Sixteen Member States also encountered technical irregularities when analysing the 2022 and 2023 budgets; however, these irregularities did not result in new EDPs due to exceptional and temporary circumstances. In 2024, the compliance status of these countries will be reviewed again to see how they perform in the "National Reform Plan" and "Stabilization or Consolidation Plan" submitted by each country.
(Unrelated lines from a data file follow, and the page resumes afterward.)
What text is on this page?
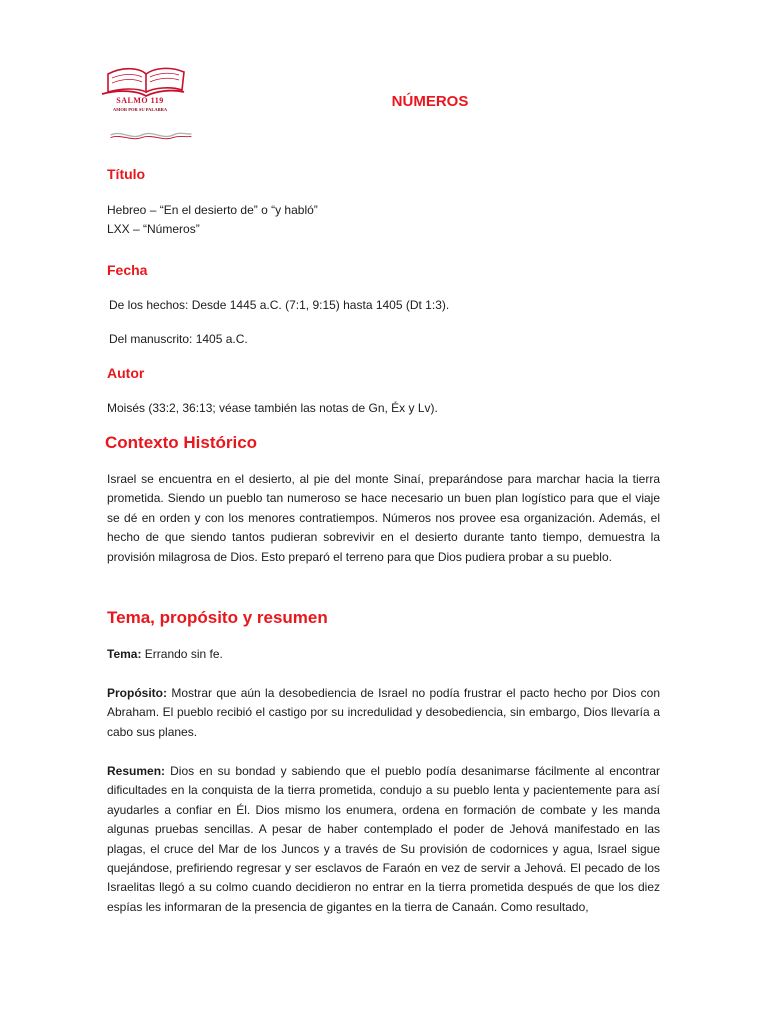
SALMO 119
AMOR POR SU PALABRA	NÚMEROS
Título

Hebreo – “En el desierto de” o “y habló”

LXX – “Números”

Fecha

De los hechos: Desde 1445 a.C. (7:1, 9:15) hasta 1405 (Dt 1:3).

Del manuscrito: 1405 a.C.

Autor

Moisés (33:2, 36:13; véase también las notas de Gn, Éx y Lv).

Contexto Histórico

Israel se encuentra en el desierto, al pie del monte Sinaí, preparándose para marchar hacia la tierra prometida. Siendo un pueblo tan numeroso se hace necesario un buen plan logístico para que el viaje se dé en orden y con los menores contratiempos. Números nos provee esa organización. Además, el hecho de que siendo tantos pudieran sobrevivir en el desierto durante tanto tiempo, demuestra la provisión milagrosa de Dios. Esto preparó el terreno para que Dios pudiera probar a su pueblo.

Tema, propósito y resumen

Tema: Errando sin fe.

Propósito: Mostrar que aún la desobediencia de Israel no podía frustrar el pacto hecho por Dios con Abraham. El pueblo recibió el castigo por su incredulidad y desobediencia, sin embargo, Dios llevaría a cabo sus planes.

Resumen: Dios en su bondad y sabiendo que el pueblo podía desanimarse fácilmente al encontrar dificultades en la conquista de la tierra prometida, condujo a su pueblo lenta y pacientemente para así ayudarles a confiar en Él. Dios mismo los enumera, ordena en formación de combate y les manda algunas pruebas sencillas. A pesar de haber contemplado el poder de Jehová manifestado en las plagas, el cruce del Mar de los Juncos y a través de Su provisión de codornices y agua, Israel sigue quejándose, prefiriendo regresar y ser esclavos de Faraón en vez de servir a Jehová. El pecado de los Israelitas llegó a su colmo cuando decidieron no entrar en la tierra prometida después de que los diez espías les informaran de la presencia de gigantes en la tierra de Canaán. Como resultado,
The new rules herald reforms, including allowing a slower adjustment path to comply with the SGP's deficit and debt rules, and extending the maximum duration of the EDP from four to seven years, provided that certain reform requirements are met. satisfy.Like past history, the evolution of SGP demonstrates the importance of economic governance. It is not only a fiscal strategy, but also the cornerstone for maintaining the economic stability of European member states.
In the future, the SGP will guide each member state to formulate a "National Medium-term Fiscal Structural Plan", which will cover the period from 2025 to 2028. This not only demonstrates the EU's emphasis on fiscal discipline, but also reflects its continued commitment to economic stability. .
In this complex economic environment, can countries effectively follow the guidance of the SGP to achieve sustained stability and growth?